Mix the warm eluted clean products in the purification plates by pipetting up and down ~15 times with the multichannel pipette and filter tips.
Transfer clean products to the final plate.
Change tips every time.
Seal the plates (0h 0m 6s under the hot plate press) with cellophane cover.

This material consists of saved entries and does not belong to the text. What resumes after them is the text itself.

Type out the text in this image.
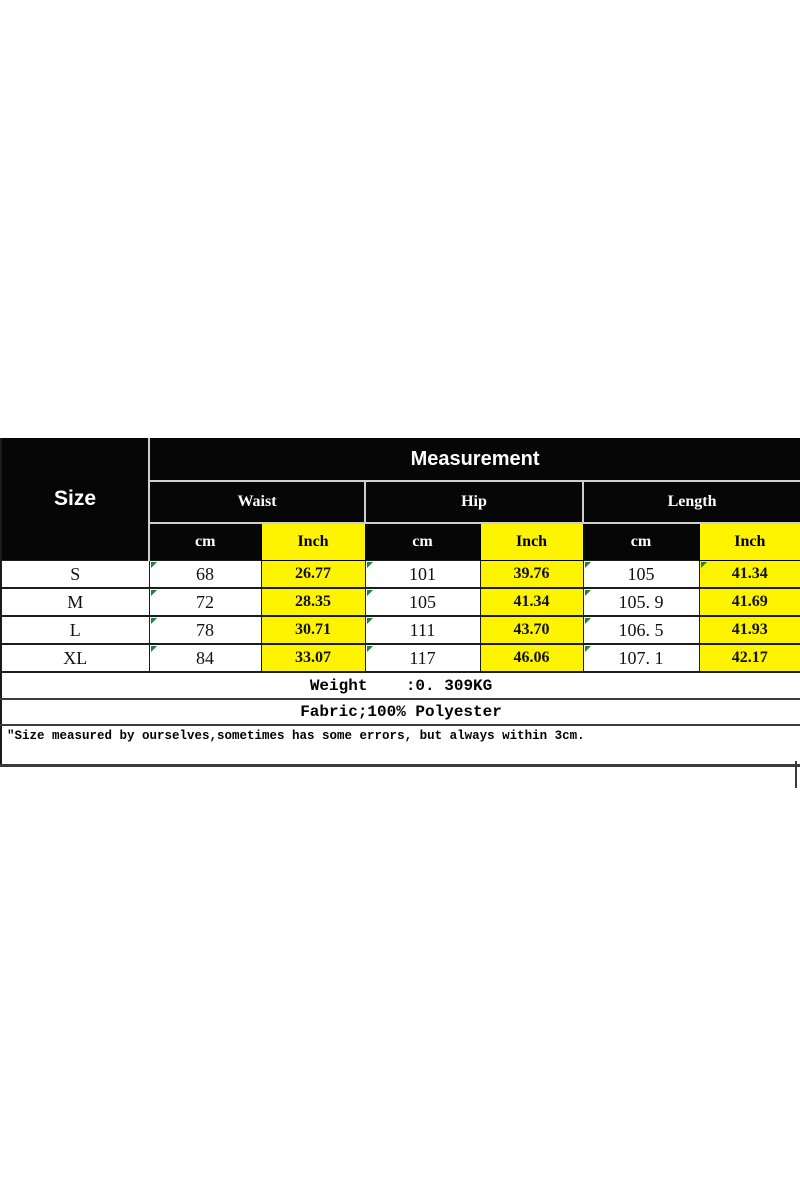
Size	Measurement					
	Waist		Hip		Length	
	cm	Inch	cm	Inch	cm	Inch
S	68	26.77	101	39.76	105	41.34
M	72	28.35	105	41.34	105. 9	41.69
L	78	30.71	111	43.70	106. 5	41.93
XL	84	33.07	117	46.06	107. 1	42.17
Weight    :0. 309KG						
Fabric;100% Polyester						
″Size measured by ourselves,sometimes has some errors, but always within 3cm.						
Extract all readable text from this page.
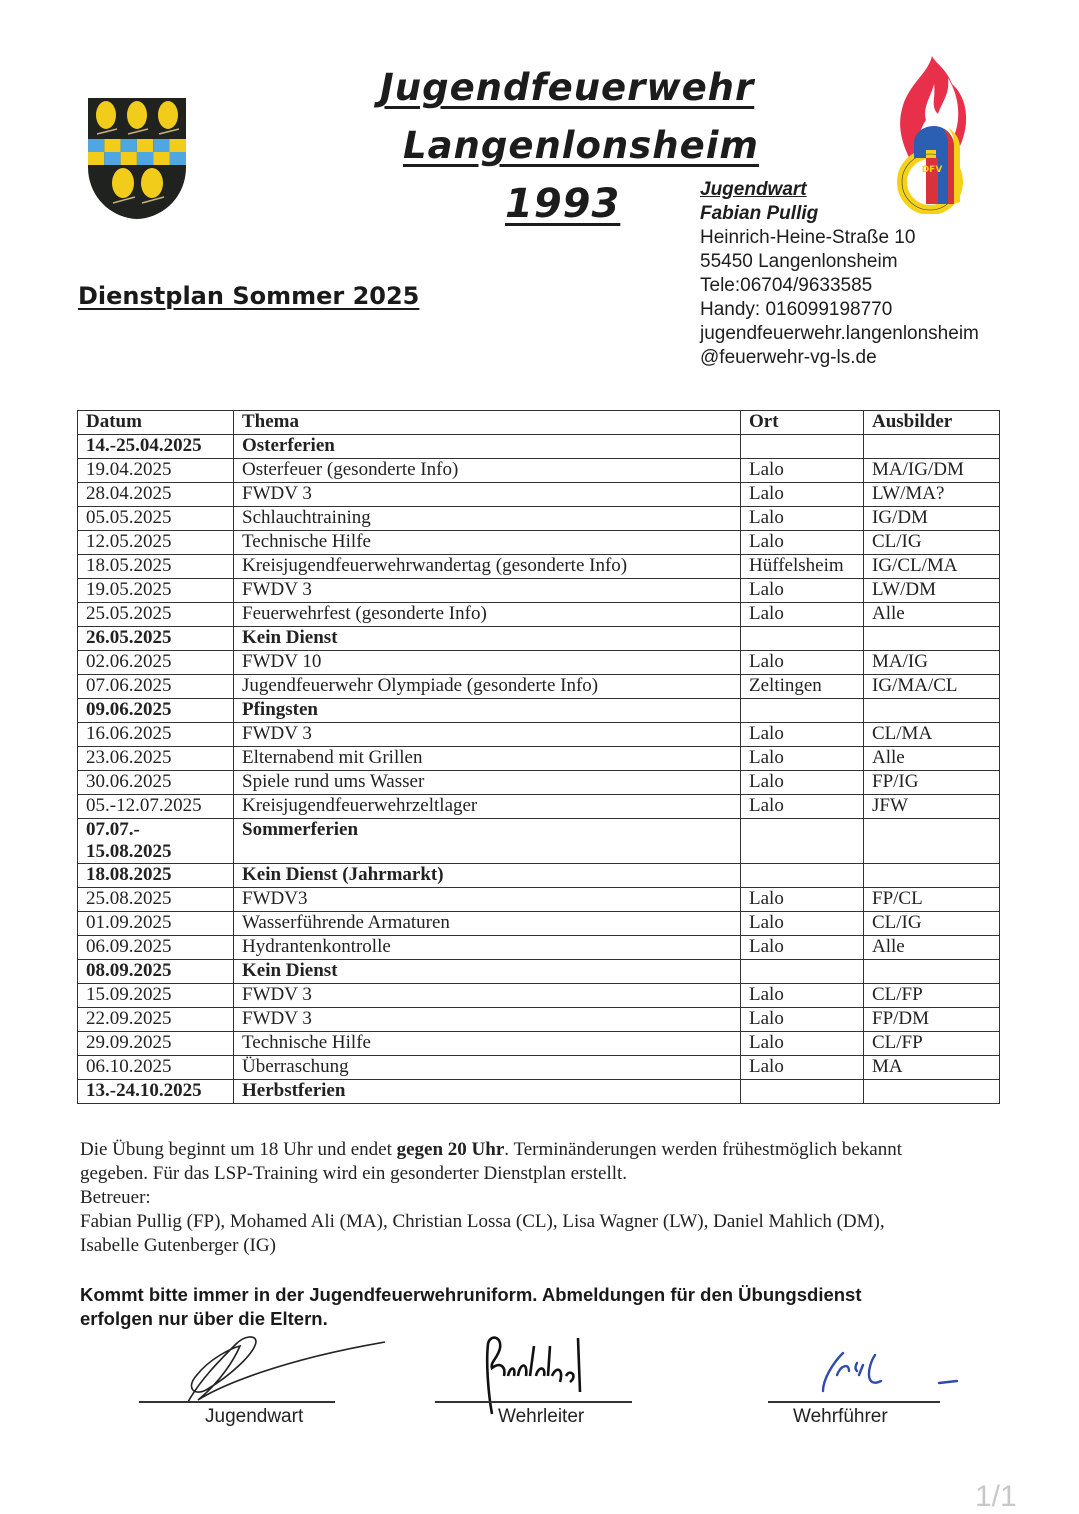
Jugendfeuerwehr
Langenlonsheim
1993
DFV
Jugendwart
Fabian Pullig
Heinrich-Heine-Straße 10
55450 Langenlonsheim
Tele:06704/9633585
Handy: 016099198770
jugendfeuerwehr.langenlonsheim
@feuerwehr-vg-ls.de
Dienstplan Sommer 2025
Datum	Thema	Ort	Ausbilder
14.-25.04.2025	Osterferien		
19.04.2025	Osterfeuer (gesonderte Info)	Lalo	MA/IG/DM
28.04.2025	FWDV 3	Lalo	LW/MA?
05.05.2025	Schlauchtraining	Lalo	IG/DM
12.05.2025	Technische Hilfe	Lalo	CL/IG
18.05.2025	Kreisjugendfeuerwehrwandertag (gesonderte Info)	Hüffelsheim	IG/CL/MA
19.05.2025	FWDV 3	Lalo	LW/DM
25.05.2025	Feuerwehrfest (gesonderte Info)	Lalo	Alle
26.05.2025	Kein Dienst		
02.06.2025	FWDV 10	Lalo	MA/IG
07.06.2025	Jugendfeuerwehr Olympiade (gesonderte Info)	Zeltingen	IG/MA/CL
09.06.2025	Pfingsten		
16.06.2025	FWDV 3	Lalo	CL/MA
23.06.2025	Elternabend mit Grillen	Lalo	Alle
30.06.2025	Spiele rund ums Wasser	Lalo	FP/IG
05.-12.07.2025	Kreisjugendfeuerwehrzeltlager	Lalo	JFW

07.07.-
15.08.2025	Sommerferien		
18.08.2025	Kein Dienst (Jahrmarkt)		
25.08.2025	FWDV3	Lalo	FP/CL
01.09.2025	Wasserführende Armaturen	Lalo	CL/IG
06.09.2025	Hydrantenkontrolle	Lalo	Alle
08.09.2025	Kein Dienst		
15.09.2025	FWDV 3	Lalo	CL/FP
22.09.2025	FWDV 3	Lalo	FP/DM
29.09.2025	Technische Hilfe	Lalo	CL/FP
06.10.2025	Überraschung	Lalo	MA
13.-24.10.2025	Herbstferien		
Die Übung beginnt um 18 Uhr und endet gegen 20 Uhr. Terminänderungen werden frühestmöglich bekannt
gegeben. Für das LSP-Training wird ein gesonderter Dienstplan erstellt.
Betreuer:
Fabian Pullig (FP), Mohamed Ali (MA), Christian Lossa (CL), Lisa Wagner (LW), Daniel Mahlich (DM),
Isabelle Gutenberger (IG)
Kommt bitte immer in der Jugendfeuerwehruniform. Abmeldungen für den Übungsdienst
erfolgen nur über die Eltern.
Jugendwart	Wehrleiter	Wehrführer
1/1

Store in -20°C freezer.
Amplicon isomolar poolingling
The goal here is to obtain an equal concentration of each barcode for each sample, so they can be pooled with equal representation for MiSeq Illumina sequencing.
First step is to quantify the DNA content in each cleaned PCR product well using Qubit HS.
Equipment
| Value | Label |
|---|---|
| Qubit 2.0 Fluorometer instrument | BRAND |
| Q33226 | SKU |
| with Qubit RNA HS Assays | SPECIFICATIONS |
If you have the pre-mixed mastermix, just run the standards at 190µL of mastermix and 10µL of standard.

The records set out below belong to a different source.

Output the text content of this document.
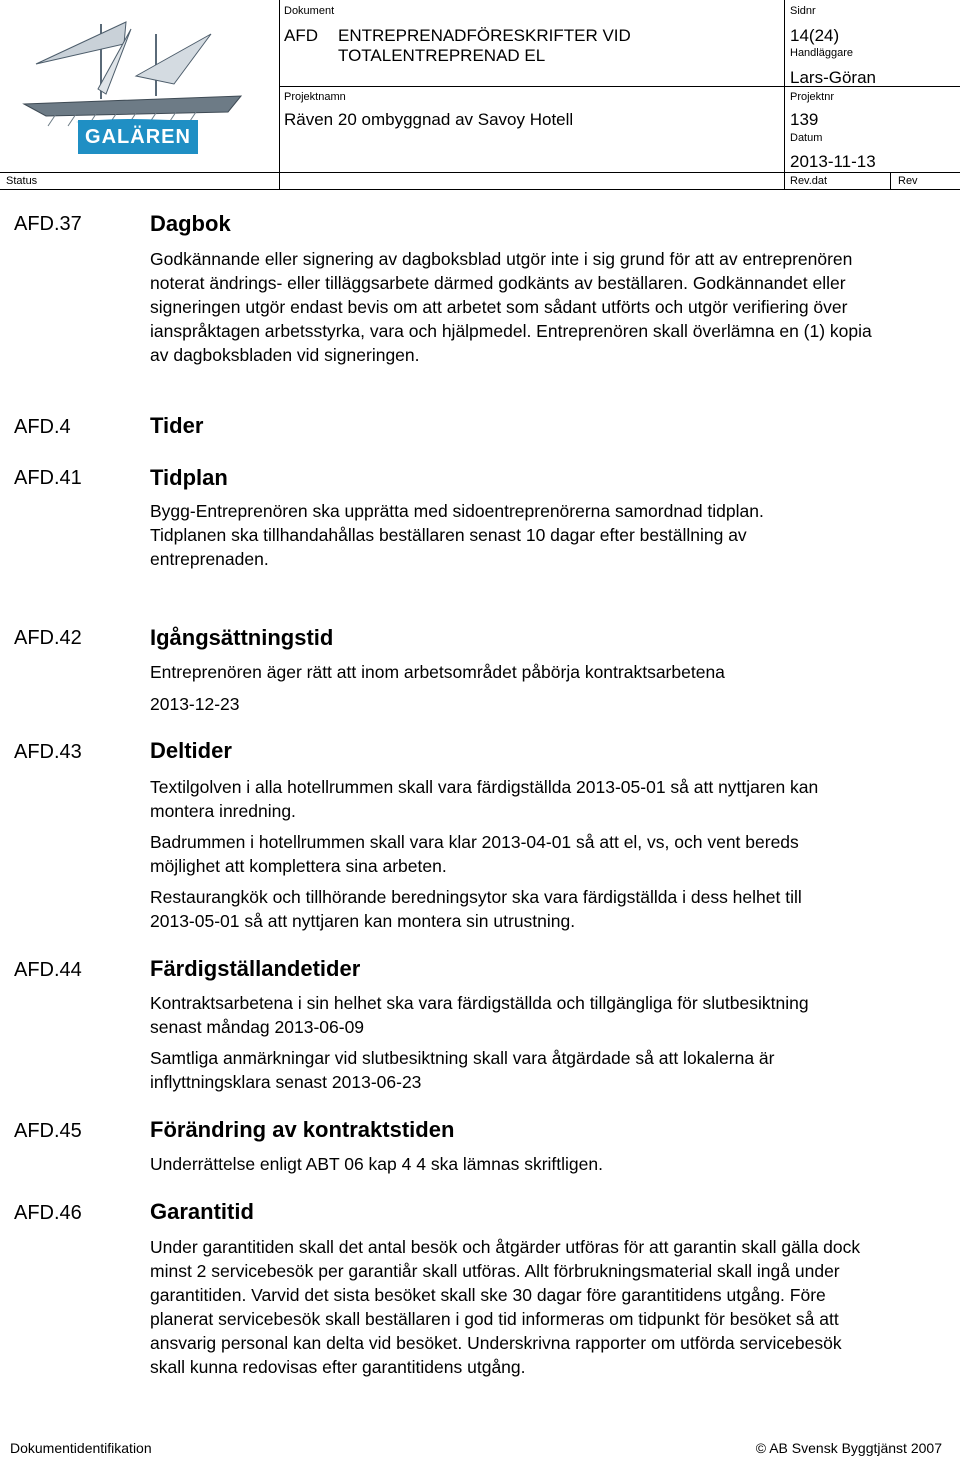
GALÄREN
Dokument
AFD ENTREPRENADFÖRESKRIFTER VID
TOTALENTREPRENAD EL
Sidnr
14(24)
Handläggare
Lars-Göran
Projektnamn
Räven 20 ombyggnad av Savoy Hotell
Projektnr
139
Datum
2013-11-13
Status	Rev.dat	Rev
AFD.37	Dagbok
Godkännande eller signering av dagboksblad utgör inte i sig grund för att av entreprenören noterat ändrings- eller tilläggsarbete därmed godkänts av beställaren. Godkännandet eller signeringen utgör endast bevis om att arbetet som sådant utförts och utgör verifiering över ianspråktagen arbetsstyrka, vara och hjälpmedel. Entreprenören skall överlämna en (1) kopia av dagboksbladen vid signeringen.
AFD.4	Tider
AFD.41	Tidplan
Bygg-Entreprenören ska upprätta med sidoentreprenörerna samordnad tidplan. Tidplanen ska tillhandahållas beställaren senast 10 dagar efter beställning av entreprenaden.
AFD.42	Igångsättningstid
Entreprenören äger rätt att inom arbetsområdet påbörja kontraktsarbetena
2013-12-23
AFD.43	Deltider
Textilgolven i alla hotellrummen skall vara färdigställda 2013-05-01 så att nyttjaren kan montera inredning.
Badrummen i hotellrummen skall vara klar 2013-04-01 så att el, vs, och vent bereds möjlighet att komplettera sina arbeten.
Restaurangkök och tillhörande beredningsytor ska vara färdigställda i dess helhet till 2013-05-01 så att nyttjaren kan montera sin utrustning.
AFD.44	Färdigställandetider
Kontraktsarbetena i sin helhet ska vara färdigställda och tillgängliga för slutbesiktning senast måndag 2013-06-09
Samtliga anmärkningar vid slutbesiktning skall vara åtgärdade så att lokalerna är inflyttningsklara senast 2013-06-23
AFD.45	Förändring av kontraktstiden
Underrättelse enligt ABT 06 kap 4 4 ska lämnas skriftligen.
AFD.46	Garantitid
Under garantitiden skall det antal besök och åtgärder utföras för att garantin skall gälla dock minst 2 servicebesök per garantiår skall utföras. Allt förbrukningsmaterial skall ingå under garantitiden. Varvid det sista besöket skall ske 30 dagar före garantitidens utgång. Före planerat servicebesök skall beställaren i god tid informeras om tidpunkt för besöket så att ansvarig personal kan delta vid besöket. Underskrivna rapporter om utförda servicebesök skall kunna redovisas efter garantitidens utgång.
Dokumentidentifikation	© AB Svensk Byggtjänst 2007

Vortex mix and incubate for 1min.
Prepare the assay tubes with 198µL MM and 2µLof template.
Vortex mix and incubate for 1min.
Pick the ng/µl units.
-Calculate amount of template to seed in each pooling well.
-Pool target concentrations are equal to the lowest concentration across barcodes for a sample excluding those that are <2ng/µl, which is the minimum required by YCGA for amplicon sequencing.
| A | B | C | D | E | F |
|---|---|---|---|---|---|
| V9 | V5-V7S | V3 | V7 | V7p+V8 | V5-V7L |
| 0.5 | 0.5 | 0.6 | 0.6 | 0.9 | 1 |
T6. Molar correction factors for each barcode based on the molecular weight of each expected amplicon length.
Template volume to add = (50µL /(Qubit ng/µl value of original PCR product/Pool target concentration))*Molar_correction_factor
~ See T6 for Molar correction factors ~
-Calculate amount of water to add in each pooling well.
Water volume to add = (50µL *Molar_correction_factor) - Template volume to add
Prepare a pooling PCR plate, labeled.
Add the water and template quantities for each well. Change the pipette tip every time when handling PCR products.
Label Eppendorf 2mL tubes to hold to final amplicon pools. Include the extraction number, the genus of the siphonophore, "GC DNA pooled", and your initials.
Using a multichannel pipette of 20-200µl, proceed to pool the amplicons by sample. If the volumes do not fit in a row on the pooling PCR plate, you can make 2 semi-pools, one combining V9:V5-V7S:V3, and one combining V7:V7p+V8:V5-V7L.
Using a single-channel 20-200µl pipette, transfer the pooled amplicons to the Eppendorf tubes. Vortex and close caps.
Store the amplicon pools in a -20°C freezer.